Lean’s film becomes almost by default a supernatural fantasy in a way the play is not. Onstage, Elvira is very much there, even when Ruth cannot see her; in Lean’s editing, Elvira goes in and out of visibility, depending on point of view, automatically creating a multilayered sense of space. The séance scene is filmed as if it were a genuinely ominous affair, effectively enough that, for a moment, it becomes so. This has an interesting effect on our perception of Margaret Rutherford, as the medium Madame Arcati. Rutherford’s inspired performance is one of the great comic turns on-screen, as it apparently was onstage, but here she projects something that seems to go a bit beyond the part as written.

In Madame Arcati, Coward had created, as he well knew, his best comic role, a sublime compound of dotty eccentricity, fierce pride, and businesslike enthusiasm who lifts the whole play into the sort of magic that the rest of the characters, even the dead ones, can only dimly apprehend. Disapprovingly addressing an offscreen cuckoo (“Good night, you foolish bird”) or fondly recalling her first ectoplasmic vision, at the age of four, she brings to the play a richer range than anyone else in the piece can muster; for once, Coward had written lines of dialogue specific to a character, rather than barbs easily transferred from one sophisticate to another. Whatever else may have evaporated in the filming, Rutherford’s performance is, if anything, magnified and deepened. The uncanny fusion of her facial expressions, body language, and line readings produces a natural phenomenon as otherworldly as any ghostly visitation. Rutherford would go on to many other wonderful performances, but here she can be savored at something like full strength.
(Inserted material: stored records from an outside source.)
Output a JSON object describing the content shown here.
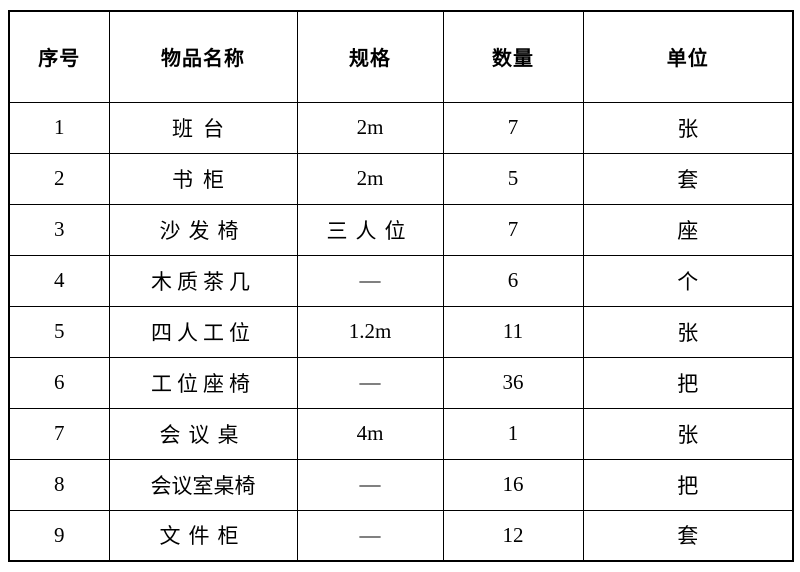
{
  "page": {
    "background_color": "#ffffff",
    "text_color": "#000000",
    "border_color": "#000000"
  },
  "table": {
    "columns": [
      {
        "key": "index",
        "label": "序号"
      },
      {
        "key": "name",
        "label": "物品名称"
      },
      {
        "key": "spec",
        "label": "规格"
      },
      {
        "key": "qty",
        "label": "数量"
      },
      {
        "key": "unit",
        "label": "单位"
      }
    ],
    "rows": [
      {
        "index": "1",
        "name": "班台",
        "spec": "2m",
        "qty": "7",
        "unit": "张"
      },
      {
        "index": "2",
        "name": "书柜",
        "spec": "2m",
        "qty": "5",
        "unit": "套"
      },
      {
        "index": "3",
        "name": "沙发椅",
        "spec": "三人位",
        "qty": "7",
        "unit": "座"
      },
      {
        "index": "4",
        "name": "木质茶几",
        "spec": "—",
        "qty": "6",
        "unit": "个"
      },
      {
        "index": "5",
        "name": "四人工位",
        "spec": "1.2m",
        "qty": "11",
        "unit": "张"
      },
      {
        "index": "6",
        "name": "工位座椅",
        "spec": "—",
        "qty": "36",
        "unit": "把"
      },
      {
        "index": "7",
        "name": "会议桌",
        "spec": "4m",
        "qty": "1",
        "unit": "张"
      },
      {
        "index": "8",
        "name": "会议室桌椅",
        "spec": "—",
        "qty": "16",
        "unit": "把"
      },
      {
        "index": "9",
        "name": "文件柜",
        "spec": "—",
        "qty": "12",
        "unit": "套"
      }
    ]
  }
}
The film’s conclusion differs radically from the play’s, in a way that defines the difference between them. Onstage, Charles finally escapes from both of his now dead wives; while the unseen ghosts hurl vases and sofa cushions, he makes a grand declaration of independence and stalks out of the haunted house toward freedom: “I expect we are bound to meet again one day, but until we do I’m going to enjoy myself as I’ve never enjoyed myself before.” It is a curiously sour and ineffective ending, relying on the assumption that we have been rooting for Charles all along and want to see him permitted simply to walk away from the wreckage of an unresolved play. The film’s solution is far more elegant: rather than fecklessly skipping out, Charles will find himself sharing his wives’ company for an endless cycle of comic suffering, in a distinctly British variant of Sartre’s oddly analogous wartime play No Exit. Not only is this funnier than Coward’s original ending, it is more deeply satisfying. The smugly self-adoring Charles has earned not escape but an eternity of spirit-life in which to work out the limits of his own egotism.